Susan Bro presented the 2017 MTV Video Music Award for Best Fight Against the System.

In September 2017, New York's 25th Assembly district Representative Nily Rozic, a Democrat, filed a bill and petitioned the New York State Office of Parks, Recreation and Historic Preservation to rename the Donald J. Trump State Park in honor of Heyer.

On December 20, 2017, a part of Fourth Street Southeast in Charlottesville, where the attack occurred, was designated Honorary Heather Heyer Way.

On the afternoon of May 12, 2018, Heyer's close friend Marissa Blair married her fiancé Marcus Martin, who pushed her out of the car's way and was injured in the attack himself.

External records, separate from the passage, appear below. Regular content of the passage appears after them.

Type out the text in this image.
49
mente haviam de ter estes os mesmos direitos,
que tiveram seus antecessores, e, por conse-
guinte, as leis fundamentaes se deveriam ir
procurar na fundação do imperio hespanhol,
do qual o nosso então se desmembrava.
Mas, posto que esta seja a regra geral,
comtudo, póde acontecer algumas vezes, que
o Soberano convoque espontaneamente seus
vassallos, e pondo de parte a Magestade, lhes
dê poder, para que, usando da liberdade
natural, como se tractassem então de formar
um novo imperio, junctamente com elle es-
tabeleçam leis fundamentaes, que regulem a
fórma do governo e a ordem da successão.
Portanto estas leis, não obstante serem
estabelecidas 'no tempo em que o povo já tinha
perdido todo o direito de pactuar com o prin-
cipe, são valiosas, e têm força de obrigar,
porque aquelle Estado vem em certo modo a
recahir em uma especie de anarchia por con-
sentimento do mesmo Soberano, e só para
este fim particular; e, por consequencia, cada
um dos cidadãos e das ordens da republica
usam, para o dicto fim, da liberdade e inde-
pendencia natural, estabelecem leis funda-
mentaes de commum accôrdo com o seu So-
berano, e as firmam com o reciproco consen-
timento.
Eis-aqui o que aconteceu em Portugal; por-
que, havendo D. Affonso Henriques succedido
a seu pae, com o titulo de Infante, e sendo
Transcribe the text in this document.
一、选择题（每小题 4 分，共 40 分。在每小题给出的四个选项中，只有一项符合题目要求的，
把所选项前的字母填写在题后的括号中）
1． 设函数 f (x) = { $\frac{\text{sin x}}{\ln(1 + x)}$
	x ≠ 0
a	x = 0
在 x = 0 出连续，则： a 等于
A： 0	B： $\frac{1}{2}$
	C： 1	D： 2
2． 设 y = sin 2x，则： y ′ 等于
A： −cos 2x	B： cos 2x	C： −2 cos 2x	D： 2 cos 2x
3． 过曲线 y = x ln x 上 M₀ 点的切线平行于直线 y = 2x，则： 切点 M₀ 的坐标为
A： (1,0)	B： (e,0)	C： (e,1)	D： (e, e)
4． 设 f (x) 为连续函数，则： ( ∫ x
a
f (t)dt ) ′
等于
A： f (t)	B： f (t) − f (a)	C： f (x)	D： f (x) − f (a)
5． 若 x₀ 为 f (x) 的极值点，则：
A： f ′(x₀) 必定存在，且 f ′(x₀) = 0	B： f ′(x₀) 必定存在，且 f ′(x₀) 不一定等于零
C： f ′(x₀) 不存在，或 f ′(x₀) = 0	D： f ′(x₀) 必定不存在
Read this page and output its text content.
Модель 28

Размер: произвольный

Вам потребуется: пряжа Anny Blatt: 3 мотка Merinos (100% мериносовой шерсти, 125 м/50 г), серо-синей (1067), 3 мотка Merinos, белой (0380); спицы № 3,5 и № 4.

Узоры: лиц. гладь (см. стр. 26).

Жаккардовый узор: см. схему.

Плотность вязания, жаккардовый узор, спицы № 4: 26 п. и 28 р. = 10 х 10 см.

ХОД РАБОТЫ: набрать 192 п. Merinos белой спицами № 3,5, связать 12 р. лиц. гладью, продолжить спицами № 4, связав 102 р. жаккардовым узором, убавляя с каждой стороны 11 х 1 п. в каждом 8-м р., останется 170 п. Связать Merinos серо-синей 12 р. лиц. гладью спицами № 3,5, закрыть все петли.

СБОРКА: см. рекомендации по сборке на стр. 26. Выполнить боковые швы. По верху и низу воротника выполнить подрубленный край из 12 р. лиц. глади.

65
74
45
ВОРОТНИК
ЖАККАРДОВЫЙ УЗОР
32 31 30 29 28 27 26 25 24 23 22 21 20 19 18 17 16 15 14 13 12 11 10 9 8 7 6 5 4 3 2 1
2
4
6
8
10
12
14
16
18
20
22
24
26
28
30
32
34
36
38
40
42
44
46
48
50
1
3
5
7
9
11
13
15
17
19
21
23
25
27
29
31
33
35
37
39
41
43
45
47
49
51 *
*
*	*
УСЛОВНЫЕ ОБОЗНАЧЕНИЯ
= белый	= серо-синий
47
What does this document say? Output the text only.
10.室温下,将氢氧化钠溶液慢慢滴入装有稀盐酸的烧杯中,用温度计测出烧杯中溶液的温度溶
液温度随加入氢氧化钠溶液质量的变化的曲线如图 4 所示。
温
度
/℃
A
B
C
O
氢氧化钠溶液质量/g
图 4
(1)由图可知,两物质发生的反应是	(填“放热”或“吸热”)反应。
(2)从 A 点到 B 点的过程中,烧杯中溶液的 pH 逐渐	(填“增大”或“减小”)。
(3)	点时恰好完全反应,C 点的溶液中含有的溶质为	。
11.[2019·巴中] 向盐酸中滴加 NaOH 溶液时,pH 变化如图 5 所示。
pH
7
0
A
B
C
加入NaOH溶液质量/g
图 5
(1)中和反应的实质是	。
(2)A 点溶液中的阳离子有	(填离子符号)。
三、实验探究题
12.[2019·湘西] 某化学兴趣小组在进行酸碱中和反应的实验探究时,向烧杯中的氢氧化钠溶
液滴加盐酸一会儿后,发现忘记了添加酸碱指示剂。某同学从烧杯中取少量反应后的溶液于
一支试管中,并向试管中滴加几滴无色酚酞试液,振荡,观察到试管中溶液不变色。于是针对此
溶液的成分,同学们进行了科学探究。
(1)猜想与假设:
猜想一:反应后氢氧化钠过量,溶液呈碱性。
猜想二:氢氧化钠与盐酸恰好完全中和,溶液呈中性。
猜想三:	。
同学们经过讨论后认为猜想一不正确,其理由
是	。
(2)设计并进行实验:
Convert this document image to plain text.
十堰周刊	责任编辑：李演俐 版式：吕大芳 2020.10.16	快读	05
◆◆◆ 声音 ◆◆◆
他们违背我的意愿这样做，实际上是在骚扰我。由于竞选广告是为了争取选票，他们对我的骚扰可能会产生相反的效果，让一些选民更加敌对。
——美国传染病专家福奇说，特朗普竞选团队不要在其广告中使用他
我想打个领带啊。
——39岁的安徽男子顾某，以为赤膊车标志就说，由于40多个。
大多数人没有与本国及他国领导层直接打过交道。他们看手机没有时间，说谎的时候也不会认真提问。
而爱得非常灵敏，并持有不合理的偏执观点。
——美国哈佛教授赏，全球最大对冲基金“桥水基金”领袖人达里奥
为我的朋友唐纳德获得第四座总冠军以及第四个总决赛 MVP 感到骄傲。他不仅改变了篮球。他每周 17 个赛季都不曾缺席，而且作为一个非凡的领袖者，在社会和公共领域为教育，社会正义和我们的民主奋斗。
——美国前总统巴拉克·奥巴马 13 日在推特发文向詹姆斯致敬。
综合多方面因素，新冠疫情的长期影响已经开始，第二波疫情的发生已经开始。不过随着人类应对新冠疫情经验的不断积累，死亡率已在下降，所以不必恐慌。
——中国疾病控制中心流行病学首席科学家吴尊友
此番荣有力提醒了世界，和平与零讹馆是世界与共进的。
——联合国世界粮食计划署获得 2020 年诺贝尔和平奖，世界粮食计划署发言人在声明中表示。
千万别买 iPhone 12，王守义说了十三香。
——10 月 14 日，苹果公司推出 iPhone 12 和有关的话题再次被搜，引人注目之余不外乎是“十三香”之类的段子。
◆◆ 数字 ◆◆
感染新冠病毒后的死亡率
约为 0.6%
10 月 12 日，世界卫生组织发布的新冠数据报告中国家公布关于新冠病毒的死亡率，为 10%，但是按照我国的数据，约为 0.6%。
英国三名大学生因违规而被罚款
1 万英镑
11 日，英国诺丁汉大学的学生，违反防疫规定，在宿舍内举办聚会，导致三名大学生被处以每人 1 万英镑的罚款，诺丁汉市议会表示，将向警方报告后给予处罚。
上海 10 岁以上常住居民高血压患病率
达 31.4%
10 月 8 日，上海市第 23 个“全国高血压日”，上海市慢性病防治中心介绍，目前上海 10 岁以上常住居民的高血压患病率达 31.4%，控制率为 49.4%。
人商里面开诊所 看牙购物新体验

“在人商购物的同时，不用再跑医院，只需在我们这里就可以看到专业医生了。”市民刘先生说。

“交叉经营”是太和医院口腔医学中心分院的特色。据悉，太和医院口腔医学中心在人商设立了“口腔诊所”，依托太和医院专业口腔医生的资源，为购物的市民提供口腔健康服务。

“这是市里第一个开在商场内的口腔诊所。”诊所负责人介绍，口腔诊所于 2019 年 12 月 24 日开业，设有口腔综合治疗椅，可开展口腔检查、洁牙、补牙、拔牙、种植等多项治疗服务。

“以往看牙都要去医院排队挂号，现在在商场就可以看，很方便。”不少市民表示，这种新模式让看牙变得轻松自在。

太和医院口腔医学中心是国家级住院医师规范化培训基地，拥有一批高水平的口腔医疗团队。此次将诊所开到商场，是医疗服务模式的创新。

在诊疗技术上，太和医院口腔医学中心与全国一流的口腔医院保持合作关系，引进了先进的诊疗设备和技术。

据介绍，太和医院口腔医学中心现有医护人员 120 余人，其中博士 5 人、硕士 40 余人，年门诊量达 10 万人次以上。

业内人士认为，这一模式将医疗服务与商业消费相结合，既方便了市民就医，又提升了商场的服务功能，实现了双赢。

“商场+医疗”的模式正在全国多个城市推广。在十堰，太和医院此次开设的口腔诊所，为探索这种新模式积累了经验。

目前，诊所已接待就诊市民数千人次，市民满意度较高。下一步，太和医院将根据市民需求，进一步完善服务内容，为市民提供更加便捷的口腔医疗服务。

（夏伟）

During the ceremony, Blair led a butterfly release in remembrance of Heyer.

Director Spike Lee dedicated his 2018 film BlacKkKlansman in Heyer's memory, featuring video footage of the attack.

In 2018, The Washington Post and The New York Times wrote that the attack had helped bring about the alt-right's decline in power, quoting leading figures in the alt-right and anti-extremism experts who said membership in alt-right-affiliated groups had fallen and rallies organized by these groups had become less frequent. The Guardian contended that the event motivated anti-fascist activists to more extensively coordinate counter-protests against these groups, further facilitating their declines.